Let's start with a simple DataFrame:
df = pd.DataFrame({"a":[100,100,105,110,100,106,120,110,105,70,90, 100]})
df:
a
0 100
1 100
2 105
3 110
4 100
5 106
6 120
7 110
8 105
9 70
10 90
11 100
Now, I want to calculate the returns on a 7-day rolling basis. So I apply the following:
df['delta_rol_a_last_first'] = np.nan
for i in range(7,len(df)):
df['delta_rol_a_last_first'].iloc[i] = (df['a'].iloc[i] - df['a'].iloc[i-7])/df['a'].iloc[i-6]
df.dropna(inplace=True)
df:
a delta_rol_a_last_first
7 110 0.100000
8 105 0.047619
9 70 -0.318182
10 90 -0.200000
11 100 0.000000
Now I just want the negative returns, apply quantiles to them and I want to add identities to the rows as follows:
df_quant = df['delta_rol_a_last_first'][df['delta_rol_a_last_first'] <0].quantile([0.01,0.03,0.05,0.1])
df_quant.index.names = ['quantile']
df_quant=df_quant.to_frame()
df_quant['Type'] = 'pct'
df_quant['timeframe'] = 'weekly'
df_quant:
delta_rol_a_last_first Type timeframe
quantile
0.01 -0.317000 pct weekly
0.03 -0.314636 pct weekly
0.05 -0.312273 pct weekly
0.10 -0.306364 pct weekly
So that works perfectly.
Now imagine I want to do the same but more dynamically. So consider a DataFrame with multiple columns as follows:
data = [[99330,12,122],[1123,1230,1287],[123,101,812739],[1143,1230123,252],[234,342,4546],[2445,3453,3457],[7897,8657,5675],[46,5675,453],[76,484,3735],[363,93,4568],[385,568,367],[458,846,4847],[574,45747,658468],[57457,46534,4675]]
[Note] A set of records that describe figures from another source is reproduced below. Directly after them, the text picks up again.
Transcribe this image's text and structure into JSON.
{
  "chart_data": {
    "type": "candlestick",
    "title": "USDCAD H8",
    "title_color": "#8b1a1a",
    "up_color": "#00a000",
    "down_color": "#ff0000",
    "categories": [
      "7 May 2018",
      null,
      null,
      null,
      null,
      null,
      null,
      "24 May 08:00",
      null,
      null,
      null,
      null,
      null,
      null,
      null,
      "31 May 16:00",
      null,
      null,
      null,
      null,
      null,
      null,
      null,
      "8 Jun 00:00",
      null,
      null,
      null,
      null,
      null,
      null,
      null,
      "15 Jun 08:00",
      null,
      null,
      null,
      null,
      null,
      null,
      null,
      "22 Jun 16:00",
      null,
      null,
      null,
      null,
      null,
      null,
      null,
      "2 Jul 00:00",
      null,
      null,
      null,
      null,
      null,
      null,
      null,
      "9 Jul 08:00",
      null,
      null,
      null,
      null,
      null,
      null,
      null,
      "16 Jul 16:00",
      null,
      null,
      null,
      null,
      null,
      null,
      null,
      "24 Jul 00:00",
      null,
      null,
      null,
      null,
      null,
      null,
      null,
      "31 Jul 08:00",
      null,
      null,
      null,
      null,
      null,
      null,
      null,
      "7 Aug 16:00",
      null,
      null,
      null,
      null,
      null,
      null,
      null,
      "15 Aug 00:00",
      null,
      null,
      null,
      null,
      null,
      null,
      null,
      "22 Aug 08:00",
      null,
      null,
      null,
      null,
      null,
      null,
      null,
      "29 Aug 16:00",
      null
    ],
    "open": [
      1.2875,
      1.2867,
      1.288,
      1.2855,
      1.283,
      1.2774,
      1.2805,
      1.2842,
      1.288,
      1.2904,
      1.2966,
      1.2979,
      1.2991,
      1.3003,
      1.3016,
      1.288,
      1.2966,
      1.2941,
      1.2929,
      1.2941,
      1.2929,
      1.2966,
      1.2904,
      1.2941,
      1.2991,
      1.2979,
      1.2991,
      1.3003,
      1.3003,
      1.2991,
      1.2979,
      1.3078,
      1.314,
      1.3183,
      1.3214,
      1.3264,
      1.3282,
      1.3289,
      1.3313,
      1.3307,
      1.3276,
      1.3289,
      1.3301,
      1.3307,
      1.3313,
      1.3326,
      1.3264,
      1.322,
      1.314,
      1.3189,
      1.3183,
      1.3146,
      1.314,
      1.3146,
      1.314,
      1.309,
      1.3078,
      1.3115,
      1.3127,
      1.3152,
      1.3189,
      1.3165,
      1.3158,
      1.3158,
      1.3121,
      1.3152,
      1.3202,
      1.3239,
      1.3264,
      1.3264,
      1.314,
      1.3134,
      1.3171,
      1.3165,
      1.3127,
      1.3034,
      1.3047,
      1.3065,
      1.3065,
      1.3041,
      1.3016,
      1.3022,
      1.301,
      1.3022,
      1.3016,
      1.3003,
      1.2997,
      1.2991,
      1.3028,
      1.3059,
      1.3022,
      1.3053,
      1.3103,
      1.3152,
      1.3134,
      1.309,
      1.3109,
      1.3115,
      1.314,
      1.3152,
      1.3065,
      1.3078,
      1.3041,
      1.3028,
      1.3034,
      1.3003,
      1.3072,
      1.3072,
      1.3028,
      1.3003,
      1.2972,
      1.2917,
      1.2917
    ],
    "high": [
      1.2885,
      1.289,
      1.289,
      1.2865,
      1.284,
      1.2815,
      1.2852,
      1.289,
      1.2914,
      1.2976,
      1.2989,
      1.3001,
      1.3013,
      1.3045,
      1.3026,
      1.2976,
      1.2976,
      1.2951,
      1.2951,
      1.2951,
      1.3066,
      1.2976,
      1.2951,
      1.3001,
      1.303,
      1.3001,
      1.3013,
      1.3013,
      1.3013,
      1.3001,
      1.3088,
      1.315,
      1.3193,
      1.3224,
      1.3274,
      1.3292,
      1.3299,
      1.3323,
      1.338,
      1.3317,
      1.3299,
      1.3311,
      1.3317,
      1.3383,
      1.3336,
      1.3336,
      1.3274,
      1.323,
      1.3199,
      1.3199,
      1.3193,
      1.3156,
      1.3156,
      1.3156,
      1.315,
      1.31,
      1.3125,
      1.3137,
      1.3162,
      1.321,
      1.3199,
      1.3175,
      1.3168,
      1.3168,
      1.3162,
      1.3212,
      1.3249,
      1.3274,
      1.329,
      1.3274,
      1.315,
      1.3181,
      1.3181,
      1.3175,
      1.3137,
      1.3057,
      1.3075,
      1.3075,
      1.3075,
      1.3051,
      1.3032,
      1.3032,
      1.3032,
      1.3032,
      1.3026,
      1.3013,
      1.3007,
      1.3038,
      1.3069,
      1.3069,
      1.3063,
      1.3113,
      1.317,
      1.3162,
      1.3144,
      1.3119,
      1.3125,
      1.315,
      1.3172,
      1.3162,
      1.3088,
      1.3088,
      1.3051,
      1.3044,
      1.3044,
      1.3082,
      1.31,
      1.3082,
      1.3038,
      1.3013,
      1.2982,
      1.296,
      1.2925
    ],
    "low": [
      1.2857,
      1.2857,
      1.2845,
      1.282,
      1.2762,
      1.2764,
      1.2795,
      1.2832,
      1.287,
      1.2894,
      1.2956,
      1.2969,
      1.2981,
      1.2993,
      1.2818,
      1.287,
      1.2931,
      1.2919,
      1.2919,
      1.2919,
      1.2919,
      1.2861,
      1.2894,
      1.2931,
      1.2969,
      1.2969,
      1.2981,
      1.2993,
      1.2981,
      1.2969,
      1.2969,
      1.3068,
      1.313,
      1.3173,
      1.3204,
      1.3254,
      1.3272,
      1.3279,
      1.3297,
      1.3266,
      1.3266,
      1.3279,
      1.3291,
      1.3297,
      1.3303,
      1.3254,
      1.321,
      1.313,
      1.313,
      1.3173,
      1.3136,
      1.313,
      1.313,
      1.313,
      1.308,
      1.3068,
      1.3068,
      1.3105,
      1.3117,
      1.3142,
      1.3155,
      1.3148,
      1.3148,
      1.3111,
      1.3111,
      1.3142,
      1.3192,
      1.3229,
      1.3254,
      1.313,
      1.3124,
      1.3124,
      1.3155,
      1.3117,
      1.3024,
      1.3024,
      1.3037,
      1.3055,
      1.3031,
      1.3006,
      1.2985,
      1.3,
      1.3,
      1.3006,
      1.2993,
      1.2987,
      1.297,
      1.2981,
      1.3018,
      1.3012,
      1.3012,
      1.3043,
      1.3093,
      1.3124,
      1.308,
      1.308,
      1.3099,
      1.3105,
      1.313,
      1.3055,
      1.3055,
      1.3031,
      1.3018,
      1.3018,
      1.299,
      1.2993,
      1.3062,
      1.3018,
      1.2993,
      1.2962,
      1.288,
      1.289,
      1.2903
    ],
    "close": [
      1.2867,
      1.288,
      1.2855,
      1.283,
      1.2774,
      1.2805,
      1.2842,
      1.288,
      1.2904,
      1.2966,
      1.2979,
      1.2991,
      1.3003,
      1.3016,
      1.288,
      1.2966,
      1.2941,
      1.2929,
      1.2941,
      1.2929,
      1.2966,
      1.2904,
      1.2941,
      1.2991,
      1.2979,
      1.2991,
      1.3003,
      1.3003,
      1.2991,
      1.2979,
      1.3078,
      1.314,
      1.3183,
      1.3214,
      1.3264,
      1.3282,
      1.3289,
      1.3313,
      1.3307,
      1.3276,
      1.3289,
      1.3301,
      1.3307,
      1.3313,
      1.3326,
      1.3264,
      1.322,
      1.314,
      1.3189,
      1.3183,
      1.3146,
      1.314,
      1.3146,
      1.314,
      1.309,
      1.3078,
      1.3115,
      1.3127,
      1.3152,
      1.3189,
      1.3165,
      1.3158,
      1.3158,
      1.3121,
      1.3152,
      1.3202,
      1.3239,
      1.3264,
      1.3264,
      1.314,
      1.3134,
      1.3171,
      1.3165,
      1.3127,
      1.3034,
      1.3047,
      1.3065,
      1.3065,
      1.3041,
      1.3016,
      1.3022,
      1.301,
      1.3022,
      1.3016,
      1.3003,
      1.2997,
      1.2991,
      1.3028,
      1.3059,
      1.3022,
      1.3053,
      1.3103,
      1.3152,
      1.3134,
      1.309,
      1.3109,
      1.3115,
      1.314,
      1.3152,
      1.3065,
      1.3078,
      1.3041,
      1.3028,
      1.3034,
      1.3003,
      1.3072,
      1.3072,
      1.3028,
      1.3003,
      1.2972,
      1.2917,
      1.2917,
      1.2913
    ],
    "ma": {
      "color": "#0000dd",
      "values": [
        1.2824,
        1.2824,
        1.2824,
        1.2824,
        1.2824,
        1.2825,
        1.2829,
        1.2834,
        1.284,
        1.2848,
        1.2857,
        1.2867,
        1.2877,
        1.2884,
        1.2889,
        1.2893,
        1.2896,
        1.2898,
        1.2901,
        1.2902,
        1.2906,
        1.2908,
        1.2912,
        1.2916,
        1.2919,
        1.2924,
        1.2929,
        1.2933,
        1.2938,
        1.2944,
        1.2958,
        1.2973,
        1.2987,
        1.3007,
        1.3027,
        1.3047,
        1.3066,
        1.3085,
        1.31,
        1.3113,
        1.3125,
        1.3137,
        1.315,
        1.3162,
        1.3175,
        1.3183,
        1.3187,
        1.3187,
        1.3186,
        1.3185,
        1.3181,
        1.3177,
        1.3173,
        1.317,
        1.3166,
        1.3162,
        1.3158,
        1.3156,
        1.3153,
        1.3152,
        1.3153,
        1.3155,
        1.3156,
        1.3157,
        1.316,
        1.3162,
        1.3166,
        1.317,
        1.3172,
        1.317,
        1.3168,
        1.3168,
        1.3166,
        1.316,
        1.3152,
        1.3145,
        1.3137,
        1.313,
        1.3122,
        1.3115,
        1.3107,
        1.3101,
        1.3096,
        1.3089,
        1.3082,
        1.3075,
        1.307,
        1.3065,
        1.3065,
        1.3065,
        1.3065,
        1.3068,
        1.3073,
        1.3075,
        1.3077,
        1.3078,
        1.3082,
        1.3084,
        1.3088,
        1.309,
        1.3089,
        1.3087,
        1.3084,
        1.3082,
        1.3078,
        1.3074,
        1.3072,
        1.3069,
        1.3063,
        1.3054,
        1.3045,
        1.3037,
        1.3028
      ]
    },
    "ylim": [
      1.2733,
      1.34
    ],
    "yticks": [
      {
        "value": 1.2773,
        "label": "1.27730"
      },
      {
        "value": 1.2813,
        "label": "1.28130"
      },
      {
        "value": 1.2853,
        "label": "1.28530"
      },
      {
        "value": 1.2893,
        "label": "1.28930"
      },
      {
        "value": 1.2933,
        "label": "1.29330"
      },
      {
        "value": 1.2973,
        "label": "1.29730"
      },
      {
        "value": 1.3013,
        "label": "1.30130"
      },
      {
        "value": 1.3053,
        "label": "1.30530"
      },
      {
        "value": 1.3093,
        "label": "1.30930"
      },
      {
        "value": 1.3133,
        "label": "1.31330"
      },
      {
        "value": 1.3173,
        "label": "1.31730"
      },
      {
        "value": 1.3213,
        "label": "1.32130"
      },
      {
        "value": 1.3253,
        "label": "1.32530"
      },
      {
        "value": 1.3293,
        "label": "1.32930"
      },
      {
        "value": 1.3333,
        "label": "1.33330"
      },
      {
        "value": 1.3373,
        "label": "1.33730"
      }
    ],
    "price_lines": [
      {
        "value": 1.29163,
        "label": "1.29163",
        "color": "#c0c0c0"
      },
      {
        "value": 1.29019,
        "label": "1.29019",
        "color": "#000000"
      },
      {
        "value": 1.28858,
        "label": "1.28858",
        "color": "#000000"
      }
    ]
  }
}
df1 = pd.DataFrame(data, index=['2022-01-01', '2022-01-02', '2022-01-03', '2022-01-04',
'2022-01-05', '2022-01-06', '2022-01-07', '2022-01-08',
'2022-01-09', '2022-01-10', '2022-01-11', '2022-01-12',
'2022-01-13', '2022-01-14'],
columns=['col_A', 'col_B', 'col_C'])
df1.index = pd.to_datetime(df1.index)
df1:
col_A col_B col_C
2022-01-01 99330 12 122
2022-01-02 1123 1230 1287
2022-01-03 123 101 812739
2022-01-04 1143 1230123 252
2022-01-05 234 342 4546
2022-01-06 2445 3453 3457
2022-01-07 7897 8657 5675
2022-01-08 46 5675 453
2022-01-09 76 484 3735
2022-01-10 363 93 4568
2022-01-11 385 568 367
2022-01-12 458 846 4847
2022-01-13 574 45747 658468
2022-01-14 57457 46534 4675
I will create a dictionary for the periods over which I want to calculate my rolling returns:
periodicity_dict = {'1D':'daily', '1W':'weekly'}
Now I want to create the same DataFrame as df_quant above. So my DataFrame should look something like this:
col_A_rolling col_B_rolling col_C_rolling Type timeframe
quantile
0.01 -0.317000 -0.234 -0.0443 pct weekly
0.03 -0.314636 -0.022 ... pct weekly
0.05 ... ... ... ...
0.10 ... ...
0.01 ... ...
0.03 ... ...
0.05 ... ...
0.10 -0.306364 -.530023 pct daily
(NOTE: the numbers in this DataFrame are hypothetical)
EDIT:
My attempt is this:
periodicity_dict = {'1D':'daily', '1W':'weekly'}
df_columns = df1.columns
for key in periodicity_dict:
for col in df_columns:
df1[col+'_rolling']= np.nan
for i in pd.date_range(start=df1[col].first_valid_index(), end=df1[col].last_valid_index(), freq=key):
df1[col+'_rolling'].iloc[i] = (df1[col].iloc[i] - df1[col].iloc[i-key])/df1[col].iloc[i-key]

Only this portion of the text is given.